Gemini 嵌入 2：來自 Gemini 的原生多模態嵌入模型

摘要

我們介紹 Gemini Embedding 2，這是一個原生多模態嵌入模型，可將影片、音訊、圖片和文字等模態嵌入至統一的表徵空間。我們利用 Gemini 的多模態能力，為這些模態中任意交錯輸入組合生成嵌入，並在廣泛任務中展現良好的泛化能力。透過在多任務多階段訓練架構中應用大規模對比學習，我們在多項關鍵嵌入基準測試（包括涵蓋多樣任務的單模態、跨模態與多模態檢索）上達成最先進的性能。結果顯示，我們的嵌入模型在各類任務中表現優異（MSCOCO 上 R@1 達 62.9，Vatex 上 NDCG@10 達 68.8，MTEB 多語言達 69.9，MTEB 程式碼達 84.0），超越專門模型的表現。這些統一能力使 Gemini Embedding 2 成為 RAG、推薦系統與搜尋等下游應用的極具潛力選擇。此外，其在從天文學、生物科學到美術與烹飪藝術等不同領域的強大零樣本性能，更使其成為即使在專業領域也能即時提供高度可靠表徵的解決方案。

English

We introduce Gemini Embedding 2, a native multimodal embedding model that allows embedding video, audio, image, and text modalities in a unified representation space.
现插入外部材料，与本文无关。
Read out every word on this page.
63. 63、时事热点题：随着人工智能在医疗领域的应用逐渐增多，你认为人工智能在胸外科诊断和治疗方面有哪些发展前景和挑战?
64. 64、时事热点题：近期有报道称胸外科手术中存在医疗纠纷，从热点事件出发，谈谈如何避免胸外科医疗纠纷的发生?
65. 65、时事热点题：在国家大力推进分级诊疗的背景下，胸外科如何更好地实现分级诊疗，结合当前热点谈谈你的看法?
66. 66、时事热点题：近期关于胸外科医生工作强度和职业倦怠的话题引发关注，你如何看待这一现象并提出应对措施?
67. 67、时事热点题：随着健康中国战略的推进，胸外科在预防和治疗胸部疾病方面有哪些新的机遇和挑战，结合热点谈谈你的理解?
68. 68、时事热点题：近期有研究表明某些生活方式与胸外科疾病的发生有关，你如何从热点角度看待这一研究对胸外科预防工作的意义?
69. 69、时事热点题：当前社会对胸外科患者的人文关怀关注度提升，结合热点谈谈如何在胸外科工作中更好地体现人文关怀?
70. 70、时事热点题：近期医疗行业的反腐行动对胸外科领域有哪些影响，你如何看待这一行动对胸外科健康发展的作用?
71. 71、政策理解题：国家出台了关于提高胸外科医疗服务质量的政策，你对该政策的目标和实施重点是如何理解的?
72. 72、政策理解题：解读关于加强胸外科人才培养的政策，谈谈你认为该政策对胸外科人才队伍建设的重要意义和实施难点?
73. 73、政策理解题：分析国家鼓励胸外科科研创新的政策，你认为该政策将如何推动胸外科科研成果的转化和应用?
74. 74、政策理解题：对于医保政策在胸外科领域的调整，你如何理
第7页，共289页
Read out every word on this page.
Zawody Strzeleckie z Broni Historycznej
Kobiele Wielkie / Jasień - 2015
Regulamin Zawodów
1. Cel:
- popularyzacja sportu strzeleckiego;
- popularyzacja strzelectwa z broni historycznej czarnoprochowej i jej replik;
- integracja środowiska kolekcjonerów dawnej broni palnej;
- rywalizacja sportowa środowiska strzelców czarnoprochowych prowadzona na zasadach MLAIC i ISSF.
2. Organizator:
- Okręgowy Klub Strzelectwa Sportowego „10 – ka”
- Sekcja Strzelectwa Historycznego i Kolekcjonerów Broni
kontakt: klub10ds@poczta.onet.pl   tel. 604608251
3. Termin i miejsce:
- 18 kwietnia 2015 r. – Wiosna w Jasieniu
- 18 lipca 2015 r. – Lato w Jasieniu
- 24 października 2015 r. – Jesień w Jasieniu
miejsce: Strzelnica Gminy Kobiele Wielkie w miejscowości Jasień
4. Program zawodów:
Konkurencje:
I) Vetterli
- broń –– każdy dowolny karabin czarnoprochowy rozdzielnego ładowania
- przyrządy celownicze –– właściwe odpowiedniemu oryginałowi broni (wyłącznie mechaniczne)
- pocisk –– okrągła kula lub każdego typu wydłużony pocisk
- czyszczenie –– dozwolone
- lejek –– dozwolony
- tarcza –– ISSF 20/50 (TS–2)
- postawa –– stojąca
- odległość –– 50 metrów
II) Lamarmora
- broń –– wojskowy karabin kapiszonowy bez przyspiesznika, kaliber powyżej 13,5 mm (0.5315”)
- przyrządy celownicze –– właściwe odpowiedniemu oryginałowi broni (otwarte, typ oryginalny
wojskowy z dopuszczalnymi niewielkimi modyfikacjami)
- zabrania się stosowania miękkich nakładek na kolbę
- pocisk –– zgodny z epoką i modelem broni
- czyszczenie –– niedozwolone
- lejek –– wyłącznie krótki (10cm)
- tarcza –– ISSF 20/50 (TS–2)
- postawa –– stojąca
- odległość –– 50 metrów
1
We leverage the multimodal capabilities of Gemini to produce embeddings for arbitrary combinations of interleaved inputs across all these modalities that generalize well across a wide variety of tasks. Applying large-scale contrastive learning in a multi-task multi-stage training setup, we achieve state-of-the-art performance on key embedding benchmarks including unimodal, cross-modal, and multimodal retrieval spanning a diverse set of tasks. We show that our embedding model demonstrates strong performance (with a score of 62.9 R@1 on MSCOCO, 68.8 NDCG@10 on Vatex, 69.9 on MTEB multilingual and 84.0 on MTEB Code) across a variety of tasks surpassing the performance of specialized models. These unified capabilities make Gemini Embedding 2 a promising candidate for downstream use cases such as RAG, recommendation and search. Furthermore, its robust zero-shot performance across distinct fields - from astronomy and bioscience to fine arts and the culinary arts - establishes it as a highly reliable, out-of-the-box representation even for specialized domains.